Miriam Martín
ESTADOS DE OPINIÓN

El saber estar político y los espacios neutros para desactivar conflictos sociales innecesarios

Hay una preocupación creciente por la situación social y política en Estados Unidos. Las fracturas son varias: racial, ideológica, religiosa, etc., la fractura económica y la acumulación de capital merece un artículo aparte. En el aspecto social y político se habla a menudo de las "burbujas sociales" donde hay zonas geográficas (pueblos y ciudades) definidas por el mismo pensamiento político e ideológico y que no tienen mucho contacto con otras burbujas, se vive aislado de quienes piensan o viven diferente.

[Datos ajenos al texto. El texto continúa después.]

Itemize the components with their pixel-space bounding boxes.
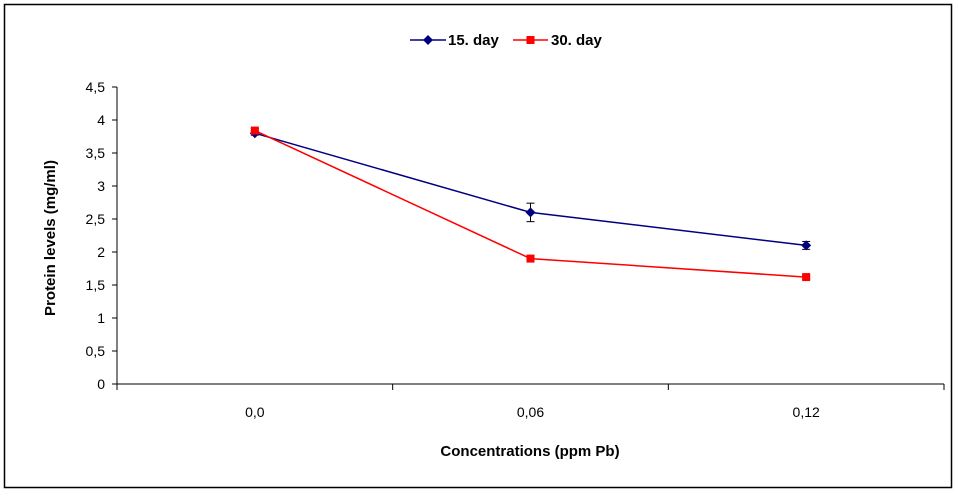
legend-item-30-day: 30. day [513,32,603,49]
y-axis-ticks: 0 0,5 1 1,5 2 2,5 3 3,5 4 4,5 [86,79,117,392]
x-axis-title: Concentrations (ppm Pb) [440,443,619,460]
x-axis-ticks: 0,0 0,06 0,12 [116,384,945,420]
legend-marker-15-day [423,35,433,45]
y-tick-label: 1 [97,310,105,326]
chart-border [3,3,953,489]
plot-area [249,126,812,282]
y-axis-title: Protein levels (mg/ml) [42,160,59,316]
y-tick-label: 1,5 [86,277,106,293]
data-point-30-day [802,273,811,282]
x-tick-label: 0,12 [793,404,820,420]
legend-label-30-day: 30. day [551,32,603,49]
data-point-30-day [250,126,259,135]
y-tick-label: 2 [97,244,105,260]
y-tick-label: 2,5 [86,211,106,227]
y-tick-label: 3,5 [86,145,106,161]
data-point-30-day [526,254,535,263]
data-point-15-day [525,207,536,218]
data-point-15-day [801,240,812,251]
y-tick-label: 4,5 [86,79,106,95]
x-tick-label: 0,0 [245,404,265,420]
y-tick-label: 4 [97,112,105,128]
y-tick-label: 0,5 [86,343,106,359]
y-tick-label: 3 [97,178,105,194]
legend-marker-30-day [526,36,535,44]
y-tick-label: 0 [97,376,105,392]
x-tick-label: 0,06 [517,404,544,420]
legend: 15. day 30. day [410,32,603,49]
legend-item-15-day: 15. day [410,32,500,49]
legend-label-15-day: 15. day [448,32,500,49]
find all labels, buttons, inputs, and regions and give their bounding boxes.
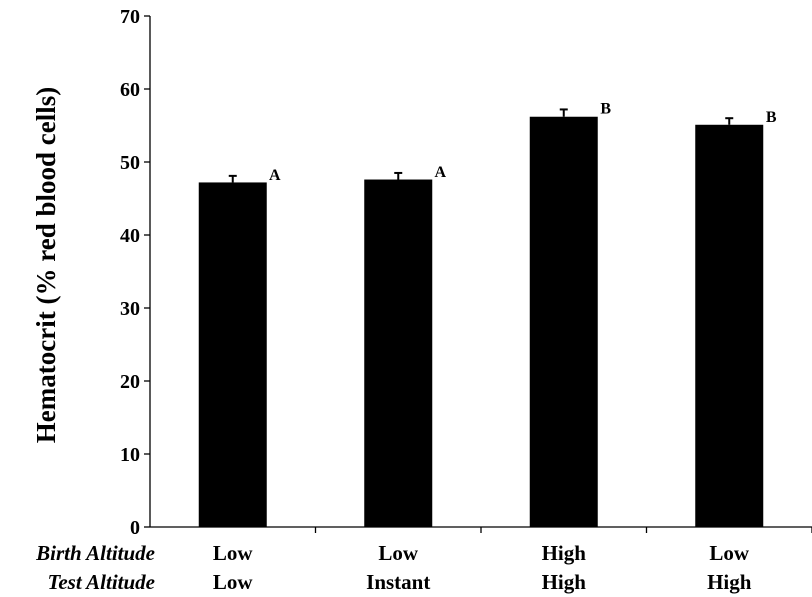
bar [198, 182, 267, 527]
category-test-label: Instant [366, 570, 430, 594]
x-axis [150, 526, 812, 533]
y-tick-label: 70 [120, 6, 140, 28]
significance-label: A [434, 164, 446, 181]
category-birth-label: Low [378, 541, 419, 565]
bar [529, 116, 598, 528]
significance-label: B [600, 100, 611, 117]
y-tick-label: 60 [120, 79, 140, 101]
significance-label: B [766, 109, 777, 126]
category-birth-label: High [542, 541, 587, 565]
error-bars [228, 108, 734, 183]
y-tick-label: 10 [120, 444, 140, 466]
y-tick-label: 20 [120, 371, 140, 393]
y-tick-label: 50 [120, 152, 140, 174]
category-test-label: Low [213, 570, 254, 594]
category-birth-label: Low [709, 541, 750, 565]
bar [695, 124, 764, 528]
category-test-label: High [707, 570, 752, 594]
significance-labels: A A B B [269, 100, 777, 183]
birth-altitude-row-label: Birth Altitude [35, 541, 155, 565]
category-labels: Low Low Low Instant High High Low High [213, 541, 752, 594]
y-tick-label: 40 [120, 225, 140, 247]
significance-label: A [269, 167, 281, 184]
y-tick-label: 0 [130, 517, 140, 539]
bars [198, 116, 764, 528]
bar [364, 179, 433, 527]
test-altitude-row-label: Test Altitude [47, 570, 155, 594]
y-tick-label: 30 [120, 298, 140, 320]
category-test-label: High [542, 570, 587, 594]
category-birth-label: Low [213, 541, 254, 565]
y-axis-label: Hematocrit (% red blood cells) [31, 87, 61, 443]
y-axis: 0 10 20 30 40 50 60 70 [120, 6, 151, 539]
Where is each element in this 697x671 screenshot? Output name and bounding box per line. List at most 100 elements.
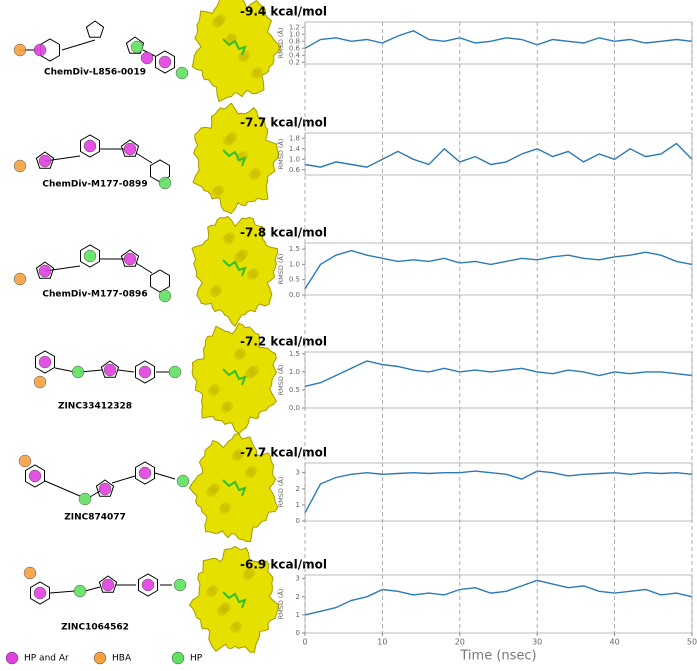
legend-swatch [171, 651, 185, 665]
ligand [222, 38, 247, 56]
rmsd-line [304, 142, 693, 168]
x-tick-label: 0 [302, 638, 307, 647]
legend-swatch [5, 651, 19, 665]
y-tick-label: 2 [296, 593, 300, 601]
y-tick-label: 3 [296, 575, 300, 583]
bond [135, 262, 153, 274]
binding-energy: -7.2 kcal/mol [240, 335, 327, 349]
protein-surface [192, 102, 280, 215]
y-tick-label: 1 [296, 611, 300, 619]
surface-shade [245, 468, 255, 478]
pharmacophore-sphere [168, 365, 182, 379]
ring [138, 573, 158, 597]
y-tick-label: 1.5 [289, 245, 300, 253]
y-tick-label: 1.2 [289, 23, 300, 31]
bond [54, 367, 76, 373]
y-tick-label: 1 [296, 501, 300, 509]
compound-name: ZINC1064562 [61, 623, 129, 633]
rmsd-line [304, 470, 693, 514]
ring [30, 581, 50, 605]
ring [35, 261, 55, 279]
ring [135, 461, 155, 485]
surface-shade [219, 504, 229, 514]
y-tick-label: 0.5 [289, 276, 300, 284]
surface-shade [212, 187, 222, 197]
surface-shade [247, 270, 257, 280]
surface-shade [212, 18, 222, 28]
pharmacophore-sphere [176, 474, 190, 488]
ligand [222, 479, 247, 497]
y-axis-label: RMSD (Å) [276, 139, 285, 170]
x-tick-label: 40 [610, 638, 620, 647]
compound-name: ZINC33412328 [58, 402, 132, 412]
y-tick-label: 0 [296, 629, 300, 637]
ligand [222, 259, 247, 277]
surface-shade [206, 487, 216, 497]
ligand [222, 149, 247, 167]
surface-shade [251, 69, 261, 79]
pharmacophore-sphere [141, 578, 155, 592]
pharmacophore-sphere [101, 578, 115, 592]
pharmacophore-sphere [38, 355, 52, 369]
pharmacophore-sphere [38, 264, 52, 278]
rmsd-line [304, 360, 693, 387]
y-axis-label: RMSD (Å) [276, 254, 285, 285]
ligand [222, 368, 247, 386]
ring [35, 350, 55, 374]
x-tick-label: 20 [455, 638, 465, 647]
ring [35, 151, 55, 169]
pharmacophore-sphere [33, 586, 47, 600]
bond [44, 480, 81, 497]
binding-energy: -7.7 kcal/mol [240, 446, 327, 460]
y-tick-label: 0.0 [289, 404, 300, 412]
ring [80, 244, 100, 268]
ligand [222, 591, 247, 609]
y-tick-label: 1.0 [289, 30, 300, 38]
pharmacophore-sphere [158, 289, 172, 303]
surface-shade [243, 570, 253, 580]
plot-frame [304, 132, 693, 176]
surface-shade [210, 287, 220, 297]
y-tick-label: 0.8 [289, 37, 300, 45]
ring [125, 36, 145, 54]
y-axis-label: RMSD (Å) [276, 589, 285, 620]
y-axis-label: RMSD (Å) [276, 365, 285, 396]
rmsd-line [304, 30, 693, 49]
y-tick-label: 2 [296, 485, 300, 493]
y-tick-label: 1.0 [289, 368, 300, 376]
ring [25, 464, 45, 488]
binding-energy: -7.8 kcal/mol [240, 226, 327, 240]
protein-surface [191, 215, 279, 328]
y-tick-label: 0.5 [289, 386, 300, 394]
ring [150, 269, 170, 293]
ring [120, 249, 140, 267]
pharmacophore-sphere [175, 66, 189, 80]
plot-frame [304, 462, 693, 522]
pharmacophore-sphere [78, 492, 92, 506]
pharmacophore-sphere [33, 375, 47, 389]
legend-label: HP [190, 654, 203, 664]
bond [84, 586, 101, 592]
pharmacophore-sphere [138, 466, 152, 480]
surface-shade [245, 369, 255, 379]
protein-surface [188, 545, 280, 653]
pharmacophore-sphere [13, 43, 27, 57]
plot-frame [304, 21, 693, 65]
ring [135, 360, 155, 384]
y-tick-label: 0.6 [289, 166, 301, 174]
compound-name: ZINC874077 [64, 513, 126, 523]
protein-surface [188, 433, 279, 543]
ring [155, 50, 175, 74]
y-axis-label: RMSD (Å) [276, 477, 285, 508]
legend-label: HP and Ar [24, 654, 69, 664]
bond [117, 369, 135, 373]
binding-energy: -6.9 kcal/mol [240, 558, 327, 572]
compound-name: ChemDiv-M177-0899 [42, 180, 147, 190]
ring [95, 479, 115, 497]
pharmacophore-sphere [83, 139, 97, 153]
pharmacophore-sphere [158, 176, 172, 190]
pharmacophore-sphere [138, 365, 152, 379]
y-tick-label: 0.4 [289, 51, 301, 59]
pharmacophore-sphere [130, 40, 144, 54]
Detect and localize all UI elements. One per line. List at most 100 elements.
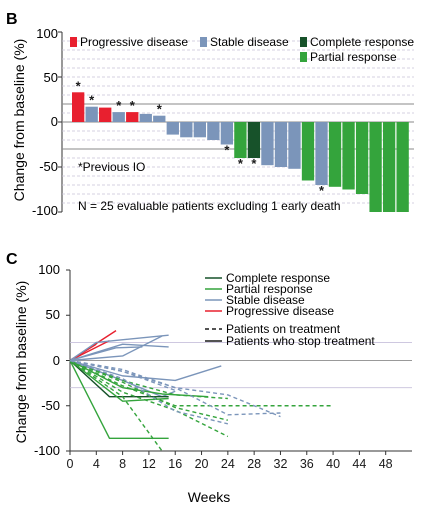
panel-b-bar <box>112 112 125 122</box>
panel-b-bar <box>72 92 85 122</box>
panel-b-bar <box>126 112 139 122</box>
panel-c-series-line <box>69 359 228 400</box>
panel-c-x-tick-label: 4 <box>93 457 100 471</box>
panel-c-x-tick-label: 16 <box>168 457 182 471</box>
panel-b-footnote: N = 25 evaluable patients excluding 1 ea… <box>78 199 341 213</box>
panel-b-letter: B <box>6 11 18 28</box>
panel-b-bar <box>301 122 315 181</box>
panel-c-reference-lines <box>70 341 412 389</box>
panel-b-bar <box>220 122 234 145</box>
legend-label-partial: Partial response <box>310 50 397 64</box>
panel-c-x-tick-label: 40 <box>326 457 340 471</box>
panel-c-ytick-neg50: -50 <box>41 398 60 413</box>
panel-b-ytick-neg50: -50 <box>39 159 58 174</box>
panel-b-bar <box>207 122 220 140</box>
panel-b-bars: * * * * * * * * * <box>72 78 409 212</box>
panel-b-bar <box>180 122 193 138</box>
panel-b-previous-io-note: *Previous IO <box>78 160 145 174</box>
panel-c-x-tick-label: 48 <box>379 457 393 471</box>
panel-b-bar <box>288 122 301 169</box>
legend-swatch-progressive <box>70 37 77 47</box>
panel-b-previous-io-marker: * <box>224 143 230 158</box>
panel-c-x-tick-label: 24 <box>221 457 235 471</box>
panel-b-bar <box>382 122 396 212</box>
panel-b-previous-io-marker: * <box>130 98 136 113</box>
legend-c-label-progressive: Progressive disease <box>226 304 334 318</box>
panel-b-bar <box>85 106 98 122</box>
panel-c-series-line <box>69 359 229 438</box>
legend-c-label-partial: Partial response <box>226 282 313 296</box>
panel-c-series-line <box>69 359 229 425</box>
panel-b-ylabel: Change from baseline (%) <box>11 39 27 202</box>
panel-b-previous-io-marker: * <box>116 98 122 113</box>
panel-b-bar <box>396 122 409 212</box>
panel-b-y-ticks: 100 50 0 -50 -100 <box>32 26 58 218</box>
panel-c-x-tick-label: 12 <box>142 457 156 471</box>
panel-b-bar <box>369 122 382 212</box>
panel-c-x-tick-label: 28 <box>247 457 261 471</box>
panel-b-previous-io-marker: * <box>251 156 257 171</box>
legend-c-label-stop-treatment: Patients who stop treatment <box>226 334 375 348</box>
panel-c-letter: C <box>6 251 18 268</box>
legend-label-complete: Complete response <box>310 35 414 49</box>
legend-c-label-on-treatment: Patients on treatment <box>226 322 341 336</box>
legend-c-label-stable: Stable disease <box>226 293 305 307</box>
panel-c-x-ticks: 0 4 8 12 16 20 24 28 32 36 40 44 48 <box>67 451 393 471</box>
panel-b-bar <box>274 122 288 167</box>
panel-c-series-line <box>69 359 334 407</box>
panel-c-x-tick-label: 44 <box>352 457 366 471</box>
panel-c-x-tick-label: 8 <box>119 457 126 471</box>
panel-c-lines <box>69 330 334 452</box>
panel-c-ytick-0: 0 <box>53 353 60 368</box>
panel-c-xlabel: Weeks <box>188 489 231 505</box>
panel-c-x-tick-label: 36 <box>300 457 314 471</box>
panel-c-x-tick-label: 0 <box>67 457 74 471</box>
panel-b-bar <box>247 122 261 158</box>
panel-c-series-line <box>69 334 169 362</box>
legend-label-progressive: Progressive disease <box>80 35 188 49</box>
panel-c-ytick-neg100: -100 <box>34 443 60 458</box>
legend-swatch-stable <box>200 37 207 47</box>
panel-c-legend: Complete response Partial response Stabl… <box>205 271 375 348</box>
panel-b-previous-io-marker: * <box>238 156 244 171</box>
panel-c-y-ticks: 100 50 0 -50 -100 <box>34 262 60 458</box>
panel-b-bar <box>234 122 247 158</box>
panel-b-previous-io-marker: * <box>89 93 95 108</box>
panel-b-legend: Progressive disease Stable disease Compl… <box>70 35 414 64</box>
panel-b-ytick-100: 100 <box>36 26 58 41</box>
panel-b-bar <box>315 122 328 185</box>
panel-c-x-tick-label: 32 <box>274 457 288 471</box>
panel-b-bar <box>355 122 369 194</box>
panel-c-series-line <box>69 346 143 362</box>
panel-c-ylabel: Change from baseline (%) <box>13 281 29 444</box>
panel-b-bar <box>166 122 179 135</box>
panel-b-bar <box>328 122 342 187</box>
panel-b-bar <box>153 115 166 122</box>
panel-c-ytick-50: 50 <box>46 307 60 322</box>
panel-c-series-line <box>69 359 169 398</box>
panel-b-previous-io-marker: * <box>76 78 82 93</box>
panel-b-previous-io-marker: * <box>319 183 325 198</box>
panel-b-previous-io-marker: * <box>157 102 163 117</box>
panel-b-bar <box>261 122 274 166</box>
panel-c-series-line <box>69 335 163 362</box>
panel-c-series-line <box>69 359 222 382</box>
panel-b-ytick-0: 0 <box>51 114 58 129</box>
panel-c-series-line <box>69 359 169 402</box>
legend-swatch-complete <box>300 37 307 47</box>
legend-label-stable: Stable disease <box>210 35 289 49</box>
panel-c-series-line <box>69 359 281 416</box>
panel-b-bar <box>342 122 355 190</box>
panel-c-series-line <box>69 359 163 452</box>
legend-swatch-partial <box>300 52 307 62</box>
panel-c-ytick-100: 100 <box>38 262 60 277</box>
panel-b-bar <box>139 113 152 122</box>
legend-c-label-complete: Complete response <box>226 271 330 285</box>
panel-b-ytick-50: 50 <box>44 70 58 85</box>
panel-b-bar <box>99 107 112 122</box>
panel-c-series-line <box>69 360 169 440</box>
panel-b-ytick-neg100: -100 <box>32 203 58 218</box>
panel-c-x-tick-label: 20 <box>195 457 209 471</box>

E Pluribus Unum –de muchos, uno– es la frase por la que el país se ha definido y con ésta, la diversidad e inmigración han sido el pilar fundamental en la construcción identitaria del país. La idea de amalgama multicultural está muy presente en la sociedad americana y la corrección política de los ciudadanos en general es extraordinaria. Por ejemplo, ahora con noviembre bien entrado ya se ha celebrado el Diwali (fiesta Hindú de la luz), se acerca la Januca (fiesta religiosa Judía), la Navidad ya está en el horizonte, y el Ramadán empezará pocos meses después. Con tanta diversidad, en diciembre el saludo más común para las fiestas de Navidad es "Happy Winter break," (buenas fiestas de invierno) para evitar imponer una religión a la persona que tenemos delante. En otras palabras, omite asumir que la persona tiene una identidad religiosa concreta. La mezcla de diferentes elementos culturales y religiosos empuja a las personas hacia un respeto cotidiano neutral. Esta corrección política a veces parece algo estéril, porque muchos caminamos con pies de plomo al compartir la alegría de lo esencial para cada uno, pero al mismo tiempo es muy respetuoso. La tolerancia es entendida como la aceptación de lo diferente, y a menudo deja abierto un espacio neutral para incluir otras identidades.

Sin embargo, hay otro discurso que cada día toma más relevancia, y es el del rechazo a la diversidad, considerándola como una amenaza a la democracia y la identidad del país. La divisoria siempre ha estado presente, especialmente en un país donde su génesis incluye capítulos tan oscuros como el esclavismo. Quizás, las experiencias bélicas del mundo durante el siglo XX hacían ver que el deseo general era el de apostar por la multiculturalidad y diversidad y verse como una sociedad, quizás no justa, pero sí interesada en mejorar.

En los últimos años, el discurso de la intolerancia ha entrado abiertamente en las altas esferas políticas del país, siendo utilizado casi de manera sistemática especialmente por grupos de la ultraderecha, ya que es rentable políticamente. La violencia verbal, no sólo se utiliza en las instituciones políticas, sino que se genera desde allí también. Por ejemplo, el Congresista Paul Gosar (hombre blanco) publicó un vídeo de dibujos animados donde sale él ejecutando a la Congresista Alexandra Ocasio-Cortez (mujer de color.) Por más que sean excepciones, estos ataques son el reflejo de lo que parte de la sociedad civil quiere ver y oír.

El conflicto entre los dos discursos -tolerancia hacia la diversidad vs. intolerancia hacia la diversidad—debe existir necesariamente porque nos permite plantearnos quiénes somos, como somos, nos permite expresar miedos y sentimientos y redistribuir el privilegio social y político de acuerdo con lo que la sociedad es en el momento presente. Sin embargo, la deriva violenta de este debate. no tiene ningún sentido ni es necesaria.

Nos encontramos pues, frente a una situación en la que la convivencia civil y la Paz social reside en las personas cotidianas y la voluntad individual de convivir pacíficamente acomodando los cambios. Por suerte, tenemos algunas herramientas y podemos utilizarlas.